Arquitectura de la plataforma de gestión de API: La plataforma de gestión de APIs ideal suele incorporar una arquitectura en capas con varios componentes que interactúan. Estos incluyen análisis e informes de uso, gestión de claves y autorizaciones de la API, documentación actualizada en tiempo real y gestión de la comunidad de desarrolladores. La plataforma también puede incluir un portal para que los desarrolladores adquieran y distribuyan las APIs necesarias para crear determinadas aplicaciones.

  • El portal de la API, también conocido como el gestor de la comunidad, permite a los desarrolladores y propietarios de la API desplegar y embarcar sus APIs con éxito, incluyendo el control de acceso de la API a través de planes y contratos. Los desarrolladores internos y externos también utilizan el portal de la API para probar y documentar las APIs, así como para evaluar su disponibilidad.
  • La gestión del ciclo de vida de la API permite a una organización gestionar el estado de la API en cada punto de su recorrido. Un ciclo de vida típico de las APIs pasa del diseño al desarrollo y, a continuación, a las pruebas, el despliegue, la eliminación y, finalmente, la retirada.
  • El gestor de políticas de la API controla el ciclo de vida de las políticas utilizadas para definir y gestionar la API. Las políticas de la API seguirán el mismo camino que una API, desde su diseño hasta su retirada. Muchas plataformas de gestión de APIs proporcionan a los usuarios políticas listas para usar que controlan el tráfico de la API, mejoran la seguridad, el rendimiento y aumentan el valor de la API. Estas políticas pueden aplicarse sin necesidad de escribir código o modificar los servicios de back-end.
  • La analítica de la API proporciona a los usuarios de la plataforma numerosos cuadros de mando que muestran diferentes aspectos operativos y métricas empresariales. Estos datos se pueden utilizar para recopilar información sobre las limitaciones de error y rendimiento de una API, así como sobre los patrones y tendencias de uso de la misma. Esta información puede utilizarse para tomar decisiones de negocio, como la de monetizar la API.
  • La pasarela de la API es un patrón de software que gestiona la solicitud y presentación de las APIs a un usuario o dispositivo cliente. Las pasarelas de API también pueden utilizarse como herramienta de gestión dentro de una arquitectura de microservicios, y agilizar la integración de empresa a empresa (B2B) como alternativa a los enfoques heredados, como los servicios de intercambio electrónico de datos (EDI).
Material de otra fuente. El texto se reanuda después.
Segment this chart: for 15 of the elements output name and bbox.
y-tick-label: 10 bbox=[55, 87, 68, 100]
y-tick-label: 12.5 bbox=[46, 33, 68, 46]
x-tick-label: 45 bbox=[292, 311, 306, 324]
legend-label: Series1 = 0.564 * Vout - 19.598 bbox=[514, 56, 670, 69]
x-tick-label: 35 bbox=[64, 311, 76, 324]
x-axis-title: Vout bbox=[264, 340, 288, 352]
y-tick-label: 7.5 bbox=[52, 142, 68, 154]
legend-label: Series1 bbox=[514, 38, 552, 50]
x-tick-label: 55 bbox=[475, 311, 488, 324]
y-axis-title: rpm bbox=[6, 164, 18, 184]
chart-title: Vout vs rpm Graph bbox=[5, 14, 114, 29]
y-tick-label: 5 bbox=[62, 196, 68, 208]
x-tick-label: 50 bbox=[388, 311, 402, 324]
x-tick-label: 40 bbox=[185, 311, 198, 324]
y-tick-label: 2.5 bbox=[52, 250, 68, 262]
La pasarela de la API es el intermediario crucial entre los consumidores y los proveedores de la API, y eso presenta desafíos únicos. Si la funcionalidad de la pasarela de la API se ve perjudicada, puede provocar el fallo de los servicios asociados, y si se ve comprometida, puede suponer un grave problema de seguridad. Las empresas deben incorporar una gran resistencia a la pasarela de la API, ser cautelosas a la hora de añadir funciones que afecten al rendimiento y separar las interfaces externas de las API y los sistemas internos.

Ejemplos de plataformas de gestión de API

Hay una amplia gama de plataformas de gestión de API disponibles, y muchas se adaptan a necesidades específicas que van desde las de las pequeñas empresas hasta las de las grandes organizaciones empresariales. Varias de las principales empresas de software, como Red Hat, IBM, Oracle y Microsoft, han creado sus propias ofertas para la gestión de API.
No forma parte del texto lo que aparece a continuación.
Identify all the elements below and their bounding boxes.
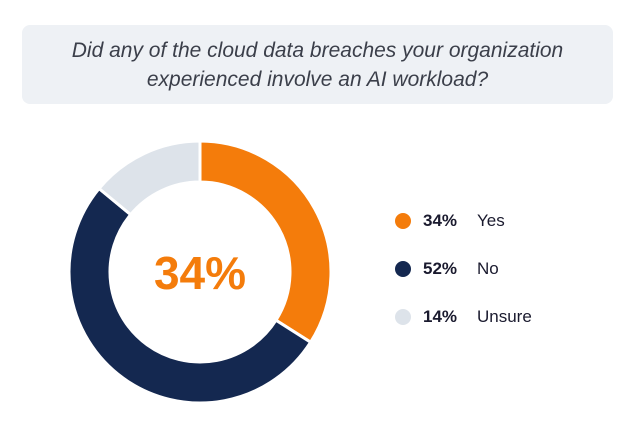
donut-slice-unsure xyxy=(96,139,202,217)
legend-swatch-yes xyxy=(395,213,411,229)
legend-swatch-unsure xyxy=(395,309,411,325)
question-text: Did any of the cloud data breaches your … xyxy=(71,38,564,91)
donut-slice-no xyxy=(67,186,313,405)
legend-item-yes: 34% Yes xyxy=(395,209,532,233)
legend-value-no: 52% xyxy=(423,259,458,278)
legend: 34% Yes 52% No 14% Unsure xyxy=(395,209,532,353)
legend-swatch-no xyxy=(395,261,411,277)
question-banner: Did any of the cloud data breaches your … xyxy=(22,25,613,104)
donut-chart: 34% xyxy=(67,139,333,405)
legend-label-no: No xyxy=(477,259,499,278)
donut-slice-yes xyxy=(198,139,333,345)
legend-label-yes: Yes xyxy=(477,211,505,230)
legend-item-unsure: 14% Unsure xyxy=(395,305,532,329)
legend-label-unsure: Unsure xyxy=(477,307,532,326)
legend-item-no: 52% No xyxy=(395,257,532,281)
center-percentage: 34% xyxy=(154,247,246,299)
legend-value-yes: 34% xyxy=(423,211,458,230)
legend-value-unsure: 14% xyxy=(423,307,458,326)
Entre los ejemplos de plataformas de gestión de API más populares se encuentran

  • Google Apigee API Management Platform
  • CA Technologies
  • Plataforma MuleSoft Anypoint
  • WSO2
  • Apigee Edge
  • TIBCO Software
  • Sensedia
  • Software AG
  • Rogue Wave Software

También se han puesto a disposición del público varias opciones de código abierto para la gestión de API como alternativa a las herramientas propietarias. Algunos ejemplos de estas opciones son Kong, Tyk Technologies y API Umbrella.